The recommended dose in this study was 400 mg, which was lower than the MTD 800 mg for European and the USA patients. However, safety results in the BOLT study with a larger sample size confirmed that the safety profile at 200 mg was clinically preferable to 800 mg.8 No substantial ethnic difference in the pharmacokinetics and safety data was suggested by this study. Recently, US FDA and European Medicines Agency have approved sonidegib 200 mg q.d. for the treatment of adult patients with locally advanced BCC that has recurred following surgery or radiation therapy, or those who are not candidates for surgery or radiation therapy.7, 8

Inhibition of GLI1 was confirmed in biopsies of normal skin.
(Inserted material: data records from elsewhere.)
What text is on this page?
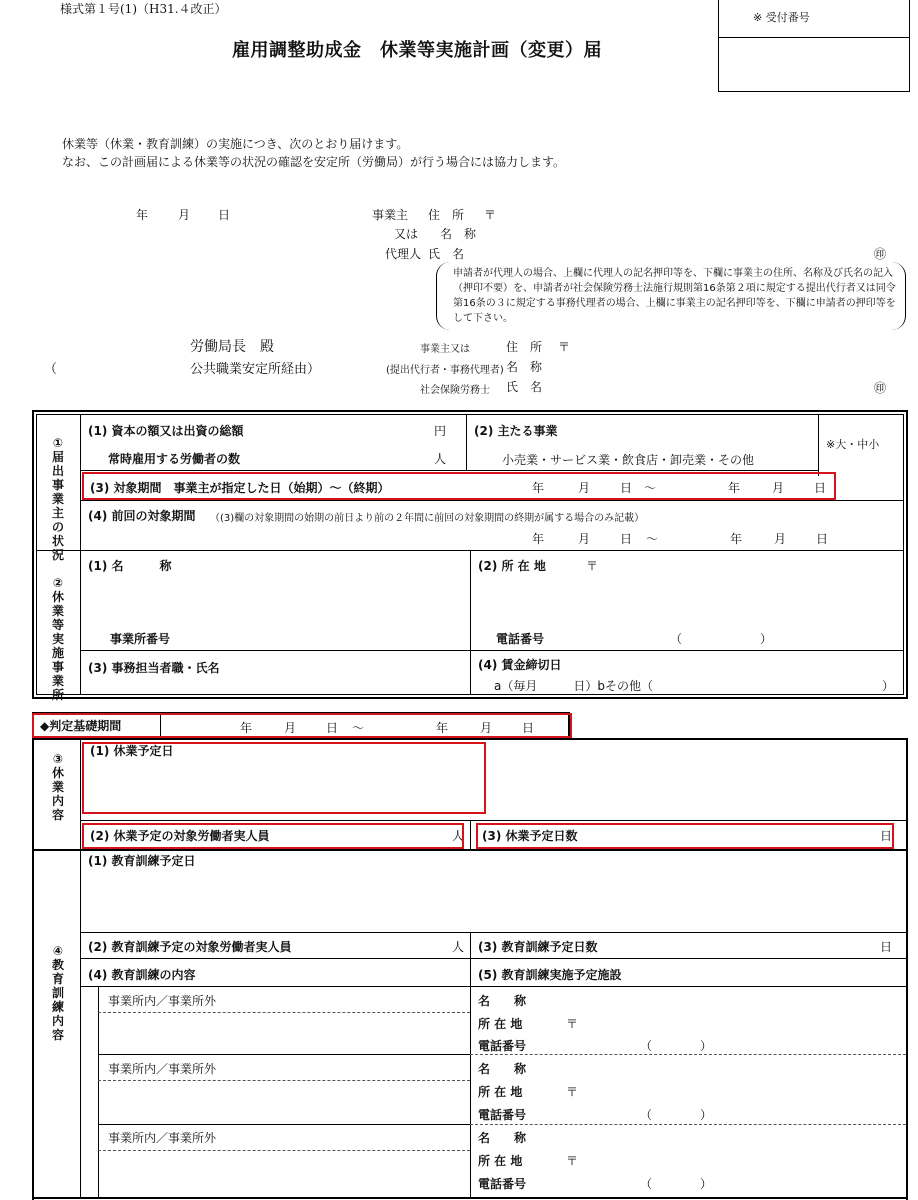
様式第１号(1)（H31.４改正）
※ 受付番号
雇用調整助成金　休業等実施計画（変更）届
休業等（休業・教育訓練）の実施につき、次のとおり届けます。
なお、この計画届による休業等の状況の確認を安定所（労働局）が行う場合には協力します。
年 月 日	事業主 住　所 〒
又は 名　称
代理人 氏　名	㊞
申請者が代理人の場合、上欄に代理人の記名押印等を、下欄に事業主の住所、名称及び氏名の記入（押印不要）を、申請者が社会保険労務士法施行規則第16条第２項に規定する提出代行者又は同令第16条の３に規定する事務代理者の場合、上欄に事業主の記名押印等を、下欄に申請者の押印等をして下さい。
労働局長　殿
（	公共職業安定所経由）
事業主又は
(提出代行者・事務代理者)
社会保険労務士
住　所 〒
名　称
氏　名	㊞
①届出事業主の状況
(1) 資本の額又は出資の総額	円
常時雇用する労働者の数	人
(2) 主たる事業
小売業・サービス業・飲食店・卸売業・その他
※大・中小
(3) 対象期間　事業主が指定した日（始期）～（終期）	年	月 日 ～	年	月 日
(4) 前回の対象期間 （(3)欄の対象期間の始期の前日より前の２年間に前回の対象期間の終期が属する場合のみ記載）
年	月 日 ～	年	月 日
②休業等実施事業所
(1) 名　　　称	(2) 所 在 地	〒
事業所番号	電話番号	（	）
(3) 事務担当者職・氏名	(4) 賃金締切日
a（毎月　　　日）bその他（	）
◆判定基礎期間	年	月 日 ～	年	月 日
③休業内容
(1) 休業予定日
(2) 休業予定の対象労働者実人員	人 (3) 休業予定日数	日
④教育訓練内容
(1) 教育訓練予定日
(2) 教育訓練予定の対象労働者実人員	人 (3) 教育訓練予定日数	日
(4) 教育訓練の内容	(5) 教育訓練実施予定施設
事業所内／事業所外	名　　称
所 在 地	〒
電話番号	（	）
事業所内／事業所外	名　　称
所 在 地	〒
電話番号	（	）
事業所内／事業所外	名　　称
所 在 地	〒
電話番号	（	）
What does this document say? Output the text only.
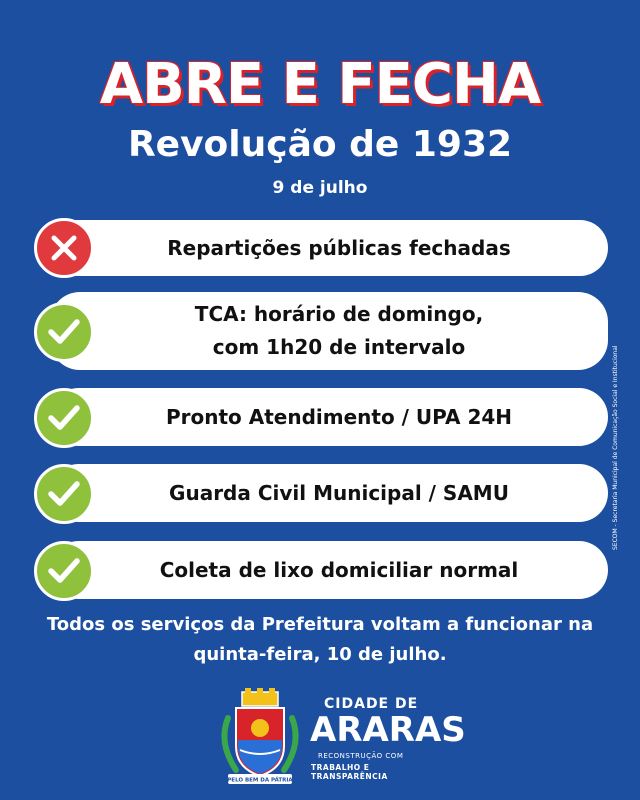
ABRE E FECHA
Revolução de 1932
9 de julho
Repartições públicas fechadas
TCA: horário de domingo,
com 1h20 de intervalo
Pronto Atendimento / UPA 24H
Guarda Civil Municipal / SAMU
Coleta de lixo domiciliar normal
Todos os serviços da Prefeitura voltam a funcionar na
quinta-feira, 10 de julho.
SECOM - Secretaria Municipal de Comunicação Social e Institucional
PELO BEM DA PÁTRIA
CIDADE DE
ARARAS
RECONSTRUÇÃO COM
TRABALHO E TRANSPARÊNCIA
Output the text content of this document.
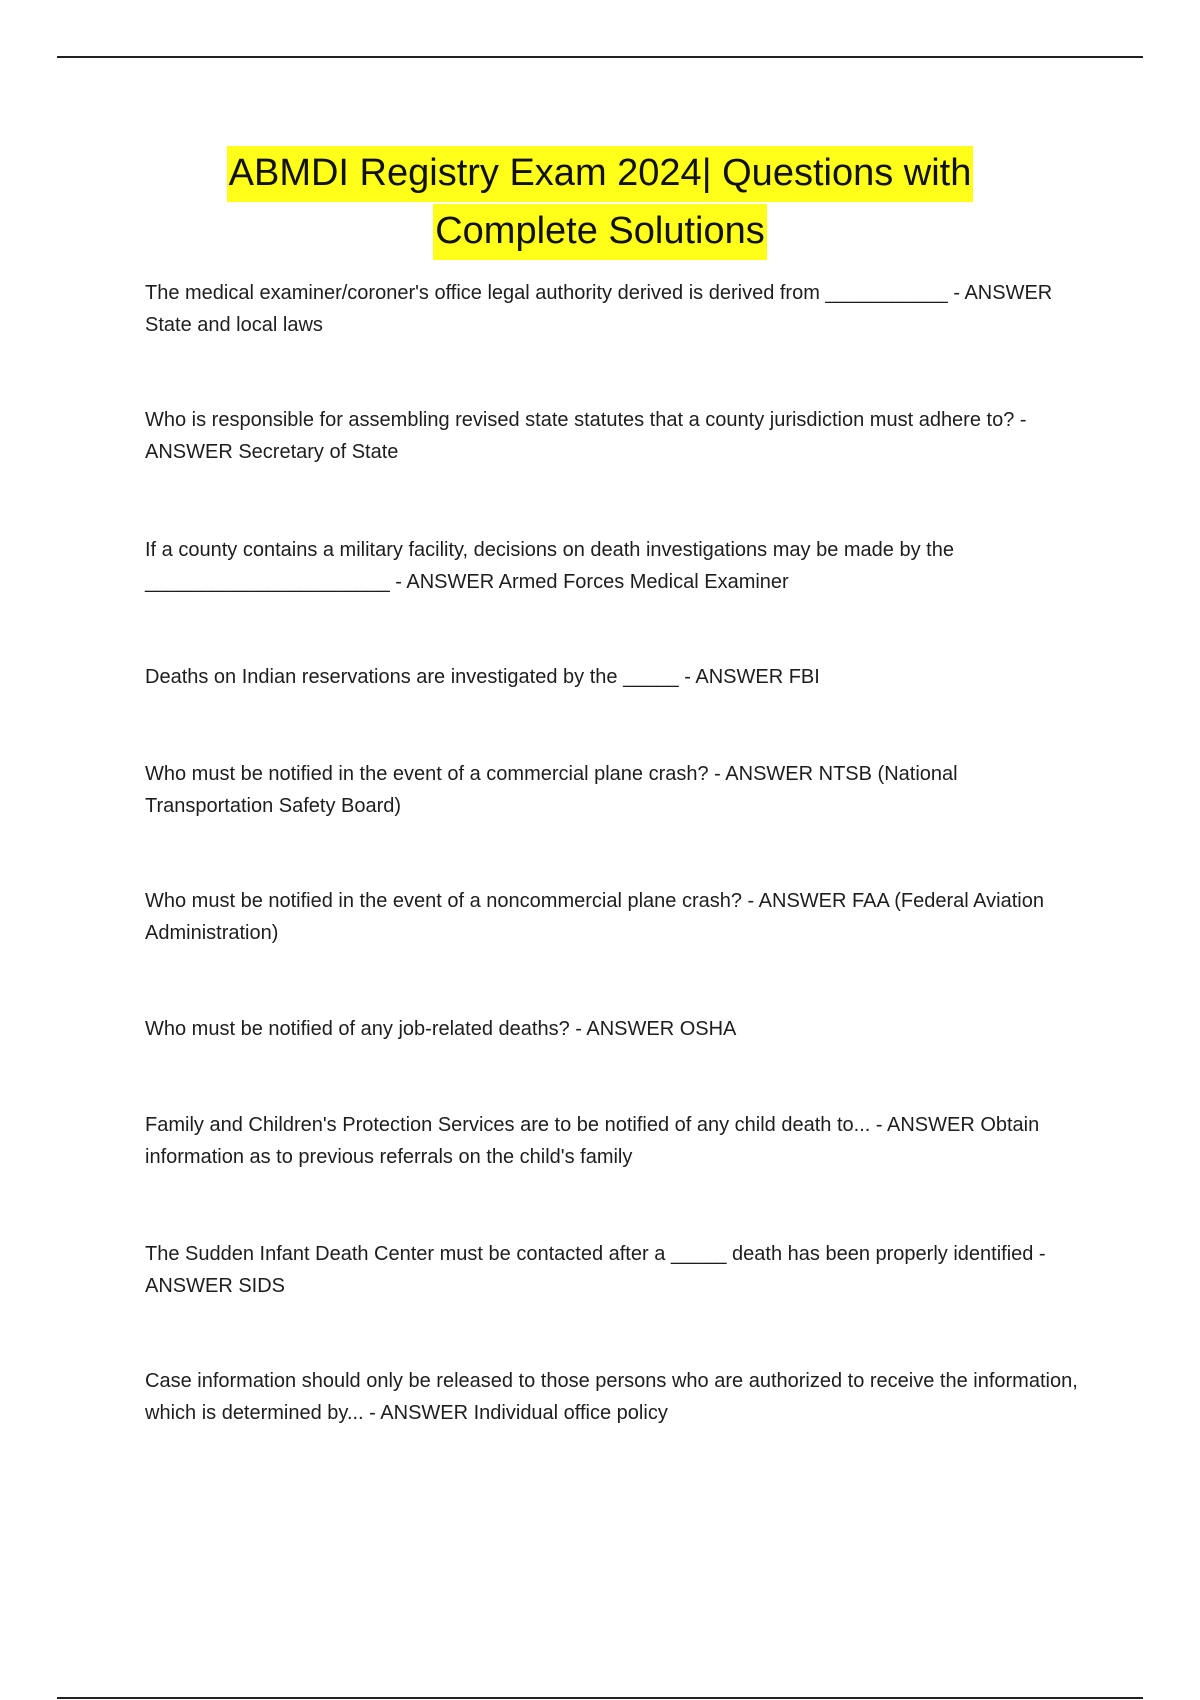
ABMDI Registry Exam 2024| Questions with
Complete Solutions
The medical examiner/coroner's office legal authority derived is derived from ___________ - ANSWER State and local laws
Who is responsible for assembling revised state statutes that a county jurisdiction must adhere to? - ANSWER Secretary of State
If a county contains a military facility, decisions on death investigations may be made by the ______________________ - ANSWER Armed Forces Medical Examiner
Deaths on Indian reservations are investigated by the _____ - ANSWER FBI
Who must be notified in the event of a commercial plane crash? - ANSWER NTSB (National Transportation Safety Board)
Who must be notified in the event of a noncommercial plane crash? - ANSWER FAA (Federal Aviation Administration)
Who must be notified of any job-related deaths? - ANSWER OSHA
Family and Children's Protection Services are to be notified of any child death to... - ANSWER Obtain information as to previous referrals on the child's family
The Sudden Infant Death Center must be contacted after a _____ death has been properly identified - ANSWER SIDS
Case information should only be released to those persons who are authorized to receive the information, which is determined by... - ANSWER Individual office policy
However, due to the small number of evaluable samples, large variability among patients, and no fresh tumor biopsy, it could not be determined whether GLI1 inhibition in normal skin could be used as a surrogate marker for antitumor effects in these populations. No tumor responses were observed during this study because no target patients, such as patients with BCC, were enrolled. Regarding MB patients in this study, no activation of Hh pathway genes, which were considered to be related to efficacy, were observed retrospectively.6

This is the first study to establish the safety of sonidegib in East Asian patient groups. In summary, sonidegib showed a similar safety profile in East Asian patients as that of non‐Asian patients. No new AEs were reported. The RD of sonidegib in East Asian patients (400 mg) was lower than the MTD in European/the USA patients (800 mg daily or 250 mg twice daily), suggesting a difference in tolerability between the two populations. If any signal of ethnic difference is observed, an ethnic sensitivity study or race‐specific study is warranted to provide safety data.

Disclosure Statement

H.M. received research funding from Novartis Pharma. Y.A. received speaker fees from Novartis Pharma and is currently conducting research sponsored by Novartis. B.B.Y.M. received consultancy fee and a research grant from Novartis AG. Y.F. Received research grants from Astra Zeneca, Elli Lilly, GlaxoSmithKline, Chugai, Eisai, and Merck Serono. K.F., K.I., T.T., and A.M. are employees of Novartis Pharma. The other authors have no conflict of interest.